A court terme, il n’y a donc aucune solution ?

DK : La BNS pourrait agir de manière plus agressive. Elle pourrait vendre sur le marché des obligations qui ne sont pas encore arrivées à échéance sur le marché ou alors des actions aussi, car 20% de ses réserves sont en actions. Elle pourrait ensuite changer ces actions qui sont en dollars ou en euros en francs suisses.

JS : C’est le scénario de normalisation que nous espérons tous. Nous sommes plongés dans une politique d’accroissement des liquidités dont nous ne savons pas comment sortir. La BNS peut bien sûr investir une partie de ses réserves de devises de manière plus agressive. Mais sa tâche principale est la conduite de la politique monétaire. Voici un autre risque : si l’on donne une partie de son bilan à gérer à quelqu’un d’autre, la BNS peinera à y avoir accès pour remplir sa mission. Cela explique pourquoi la BNS s’y oppose.

La BNS risquerait également de perdre sa crédibilité à long terme.

JS : L’argent gratuit mènerait à un mauvais financement de l’Etat par la BNS. C’est interdit à juste titre.

Une dernière phrase de conclusion. Faut-il un fonds souverain, oui ou non ?

DK : Je conçois un fonds souverain dans le scénario très spécifique de la réalisation d’un gain exceptionnel à partir des devises énormes dont nous disposons. Cela serait utile pour qu’il soit disponible pour les générations futures.

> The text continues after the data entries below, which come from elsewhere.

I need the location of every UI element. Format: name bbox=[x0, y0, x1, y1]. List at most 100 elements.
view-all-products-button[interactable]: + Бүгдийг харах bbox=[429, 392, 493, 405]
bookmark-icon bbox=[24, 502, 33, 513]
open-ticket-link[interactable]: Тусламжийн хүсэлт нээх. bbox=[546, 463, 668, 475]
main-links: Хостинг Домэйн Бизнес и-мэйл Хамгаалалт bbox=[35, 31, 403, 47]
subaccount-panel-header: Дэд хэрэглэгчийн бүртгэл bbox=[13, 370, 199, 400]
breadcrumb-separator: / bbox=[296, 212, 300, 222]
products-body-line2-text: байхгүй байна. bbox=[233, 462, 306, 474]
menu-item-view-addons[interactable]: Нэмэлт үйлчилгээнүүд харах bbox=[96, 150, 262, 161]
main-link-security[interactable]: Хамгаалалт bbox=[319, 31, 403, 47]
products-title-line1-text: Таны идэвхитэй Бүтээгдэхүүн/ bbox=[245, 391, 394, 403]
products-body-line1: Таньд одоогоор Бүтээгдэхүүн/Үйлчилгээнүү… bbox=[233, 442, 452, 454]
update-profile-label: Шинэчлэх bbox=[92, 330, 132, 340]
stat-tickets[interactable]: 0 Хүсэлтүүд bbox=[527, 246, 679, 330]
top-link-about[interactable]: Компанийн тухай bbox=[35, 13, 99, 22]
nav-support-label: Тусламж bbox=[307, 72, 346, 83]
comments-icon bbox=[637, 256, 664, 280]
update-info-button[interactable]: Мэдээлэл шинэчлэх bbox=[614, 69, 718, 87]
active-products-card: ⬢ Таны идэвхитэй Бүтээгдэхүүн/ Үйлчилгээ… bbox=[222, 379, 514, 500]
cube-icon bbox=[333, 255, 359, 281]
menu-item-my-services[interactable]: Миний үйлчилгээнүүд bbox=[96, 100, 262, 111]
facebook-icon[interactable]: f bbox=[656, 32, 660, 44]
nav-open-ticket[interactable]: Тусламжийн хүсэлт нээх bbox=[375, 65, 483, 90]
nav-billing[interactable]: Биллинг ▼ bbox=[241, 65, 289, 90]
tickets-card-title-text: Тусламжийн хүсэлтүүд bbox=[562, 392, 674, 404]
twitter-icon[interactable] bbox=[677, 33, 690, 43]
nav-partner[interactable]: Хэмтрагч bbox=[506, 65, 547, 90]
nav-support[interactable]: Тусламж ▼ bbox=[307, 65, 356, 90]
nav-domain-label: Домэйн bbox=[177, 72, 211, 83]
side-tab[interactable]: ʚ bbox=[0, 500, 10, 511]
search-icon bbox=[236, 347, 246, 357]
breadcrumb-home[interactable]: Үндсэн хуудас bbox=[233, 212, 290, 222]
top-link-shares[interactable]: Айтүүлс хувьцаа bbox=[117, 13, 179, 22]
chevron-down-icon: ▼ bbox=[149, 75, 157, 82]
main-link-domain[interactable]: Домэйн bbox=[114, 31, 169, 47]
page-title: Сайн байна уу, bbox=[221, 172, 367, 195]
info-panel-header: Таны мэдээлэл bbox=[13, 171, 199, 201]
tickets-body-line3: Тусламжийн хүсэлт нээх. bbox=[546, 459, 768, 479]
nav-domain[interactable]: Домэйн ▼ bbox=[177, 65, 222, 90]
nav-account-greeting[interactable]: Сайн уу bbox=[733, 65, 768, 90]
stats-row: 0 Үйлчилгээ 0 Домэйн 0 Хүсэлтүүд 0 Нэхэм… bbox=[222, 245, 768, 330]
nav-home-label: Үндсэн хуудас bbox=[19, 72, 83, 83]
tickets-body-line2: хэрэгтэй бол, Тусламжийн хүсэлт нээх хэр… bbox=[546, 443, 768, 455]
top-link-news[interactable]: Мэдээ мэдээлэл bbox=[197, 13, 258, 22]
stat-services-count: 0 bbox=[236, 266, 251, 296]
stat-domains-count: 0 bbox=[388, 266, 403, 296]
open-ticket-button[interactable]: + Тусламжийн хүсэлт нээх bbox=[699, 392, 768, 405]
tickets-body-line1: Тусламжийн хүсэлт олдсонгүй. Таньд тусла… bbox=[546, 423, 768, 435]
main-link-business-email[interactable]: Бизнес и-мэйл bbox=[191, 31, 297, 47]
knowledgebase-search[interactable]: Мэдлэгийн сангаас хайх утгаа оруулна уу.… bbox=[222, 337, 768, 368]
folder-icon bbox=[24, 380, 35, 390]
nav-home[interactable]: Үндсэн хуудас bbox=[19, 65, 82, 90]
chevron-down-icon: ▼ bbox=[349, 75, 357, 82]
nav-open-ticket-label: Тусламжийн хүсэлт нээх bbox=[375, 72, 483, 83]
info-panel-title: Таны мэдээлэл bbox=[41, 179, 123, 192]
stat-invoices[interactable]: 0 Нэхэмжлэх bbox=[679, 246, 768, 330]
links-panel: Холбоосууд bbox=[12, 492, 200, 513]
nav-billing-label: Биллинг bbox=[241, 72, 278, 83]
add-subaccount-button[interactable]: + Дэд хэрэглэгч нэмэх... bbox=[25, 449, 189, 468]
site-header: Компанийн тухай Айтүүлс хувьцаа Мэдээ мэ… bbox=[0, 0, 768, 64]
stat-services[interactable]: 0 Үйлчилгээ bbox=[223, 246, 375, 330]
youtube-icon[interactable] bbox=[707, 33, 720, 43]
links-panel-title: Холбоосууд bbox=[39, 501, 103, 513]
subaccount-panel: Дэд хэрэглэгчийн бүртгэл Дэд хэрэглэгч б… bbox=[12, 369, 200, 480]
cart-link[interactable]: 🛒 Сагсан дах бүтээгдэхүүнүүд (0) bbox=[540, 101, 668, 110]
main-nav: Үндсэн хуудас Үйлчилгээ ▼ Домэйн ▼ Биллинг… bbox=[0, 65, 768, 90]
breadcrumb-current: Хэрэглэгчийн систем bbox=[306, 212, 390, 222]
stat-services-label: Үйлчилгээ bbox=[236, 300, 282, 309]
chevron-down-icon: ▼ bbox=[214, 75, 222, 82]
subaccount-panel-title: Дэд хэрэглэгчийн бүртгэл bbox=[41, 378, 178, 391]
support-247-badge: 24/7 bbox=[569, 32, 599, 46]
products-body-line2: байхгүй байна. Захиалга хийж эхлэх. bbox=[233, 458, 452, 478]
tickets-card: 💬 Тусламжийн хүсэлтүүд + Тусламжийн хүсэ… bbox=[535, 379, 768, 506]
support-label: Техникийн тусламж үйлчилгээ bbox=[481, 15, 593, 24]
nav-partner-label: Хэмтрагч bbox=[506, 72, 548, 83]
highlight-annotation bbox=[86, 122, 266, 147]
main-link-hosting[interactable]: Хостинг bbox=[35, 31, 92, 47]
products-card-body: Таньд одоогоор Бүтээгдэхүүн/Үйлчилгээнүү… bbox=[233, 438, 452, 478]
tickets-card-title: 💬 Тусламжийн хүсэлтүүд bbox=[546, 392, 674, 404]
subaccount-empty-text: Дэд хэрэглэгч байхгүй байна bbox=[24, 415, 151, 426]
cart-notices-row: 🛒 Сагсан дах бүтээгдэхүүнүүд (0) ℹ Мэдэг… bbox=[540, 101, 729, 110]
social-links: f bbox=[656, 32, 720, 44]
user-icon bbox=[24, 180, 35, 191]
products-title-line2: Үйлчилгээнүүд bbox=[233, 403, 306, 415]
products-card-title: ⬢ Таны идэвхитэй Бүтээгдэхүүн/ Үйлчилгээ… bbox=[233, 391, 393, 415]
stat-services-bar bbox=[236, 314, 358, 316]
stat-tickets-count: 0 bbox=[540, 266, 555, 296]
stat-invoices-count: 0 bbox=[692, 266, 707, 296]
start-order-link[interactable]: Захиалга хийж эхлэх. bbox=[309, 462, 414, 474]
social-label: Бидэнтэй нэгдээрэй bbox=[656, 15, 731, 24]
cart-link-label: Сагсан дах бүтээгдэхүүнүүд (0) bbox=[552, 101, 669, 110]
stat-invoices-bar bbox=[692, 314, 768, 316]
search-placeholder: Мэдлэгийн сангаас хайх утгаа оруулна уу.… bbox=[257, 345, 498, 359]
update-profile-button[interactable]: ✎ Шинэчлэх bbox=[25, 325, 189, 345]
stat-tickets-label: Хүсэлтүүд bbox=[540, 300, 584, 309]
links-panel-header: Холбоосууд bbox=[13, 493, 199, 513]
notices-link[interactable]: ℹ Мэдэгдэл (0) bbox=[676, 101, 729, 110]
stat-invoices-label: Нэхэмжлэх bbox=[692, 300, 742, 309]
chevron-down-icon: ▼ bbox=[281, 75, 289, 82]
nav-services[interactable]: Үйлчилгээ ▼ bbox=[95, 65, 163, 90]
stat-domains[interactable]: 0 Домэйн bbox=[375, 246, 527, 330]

JS : Pour moi, il est évident qu’il ne faut pas de fonds souverain. Même si un tel fonds était économiquement défendable, je ne crois pas que la politique sera en mesure de répartir les bénéfices sur plusieurs générations. Un fonds souverain risque de conduire à une société clientéliste, où les investissements ne sont pas réalisés en fonction des rendements, mais des projets.

Cet article est une retranscription partielle de l'entretien entre Daniel Kalt, Jakob Schaad et Nicole Dreyfus «Der Staat ist auch kein besserer Investor» (podcast uniquement disponible en allemand).